Exposure of bronchial airway epithelial cells to elexacaftor/tezacaftor/ivacaftor, Pseudomonas aeruginosa strain PA14 and outer membrane vesicles

Elexacaftor/tezacaftor/ivacaftor (ETI, Trikafta) is highly effective treatment for many cystic fibrosis patients, at least partly because it increases CFTR mediated Cl- and HCO3- secretion by airway epithelial cells leading to improved lung function and less frequent exacerbations and hospitalizations. However, little is known about how ETI affects airway epithelial cells in ways not related to CFTR mediated Cl- and HCO3- secretion, for example how ETI affects the expression of genes other than CFTR or how ETI might affect airway cells' response to infection. It is established that CF airway cells bearing the delta F 508 mutation the CFTR gene respond characteristically differently from wild type CFTR cells, and we hypothesized that, as a highly effective CFTR modulator, ETI might make airway cells from CF donors respond to pathogen stimulation (Pseudomonas aeruginosa PA14 or outer membrane vesicles isolated from these bacteria) in more the same way that cells from wild type, healthy control cells do. We tested this hypothesis by measuring gene expression responses in polarized primary CF airway cells exposed to ETI alone or ETI in the presence of a pathogen challenge (PA14 or outer membrane vesicles).
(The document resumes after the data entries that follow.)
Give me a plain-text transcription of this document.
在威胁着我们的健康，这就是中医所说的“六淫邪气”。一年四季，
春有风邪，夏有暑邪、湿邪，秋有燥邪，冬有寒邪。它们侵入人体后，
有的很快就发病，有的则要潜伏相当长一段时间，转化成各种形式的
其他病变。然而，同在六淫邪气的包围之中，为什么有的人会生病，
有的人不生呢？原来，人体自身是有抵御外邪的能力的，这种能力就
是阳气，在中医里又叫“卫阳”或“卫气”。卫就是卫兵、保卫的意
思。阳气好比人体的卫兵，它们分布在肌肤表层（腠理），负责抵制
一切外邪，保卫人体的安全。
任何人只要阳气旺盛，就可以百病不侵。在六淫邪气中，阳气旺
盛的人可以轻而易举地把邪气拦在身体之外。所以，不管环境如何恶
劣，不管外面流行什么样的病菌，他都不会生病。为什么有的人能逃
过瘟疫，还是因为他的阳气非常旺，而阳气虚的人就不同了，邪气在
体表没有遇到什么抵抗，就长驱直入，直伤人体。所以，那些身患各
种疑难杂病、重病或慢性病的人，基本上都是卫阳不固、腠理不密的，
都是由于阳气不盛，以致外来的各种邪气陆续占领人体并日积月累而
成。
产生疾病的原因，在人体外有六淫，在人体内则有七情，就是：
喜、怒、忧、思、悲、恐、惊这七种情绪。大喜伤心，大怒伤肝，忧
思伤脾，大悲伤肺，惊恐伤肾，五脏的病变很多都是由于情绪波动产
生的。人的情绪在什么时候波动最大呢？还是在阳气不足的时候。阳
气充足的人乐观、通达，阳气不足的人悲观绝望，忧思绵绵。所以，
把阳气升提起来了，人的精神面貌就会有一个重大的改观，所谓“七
Responses of CFTR wild type primary CF airway cells to PA14 or outer membrane vesicles was also measured for comparison Overall design: Polarized primary airway epithelial cells from donors with wild type CFTR were conditionally exposed to either Pseudomonas aeruginosa strain PA14 at a multiplicity of infection of 20:1 or 2e10 outer membrane vesicles (OMV) isolated from Pseudomonas aeruginosa strain PA14 for 6 hours, or media only as a control. Polarized primary airway epithelial cells from donors homozygous for the delta F 508 CFTR mutation were conditionally exposed to elexacaftor (3 micromolar) tezacaftor (3 micromolar) ivacaftor (10 nanomolar) dissolved in DMSO or DMSO as a control for 48 hours and then conditionally exposed to either Pseudomonas aeruginosa strain PA14 at a multiplicity of infection of 20:1 or 2e10 outer membrane vesicles (OMV) isolated from Pseudomonas aeruginosa strain PA14 for 6 hours, or media only as a control.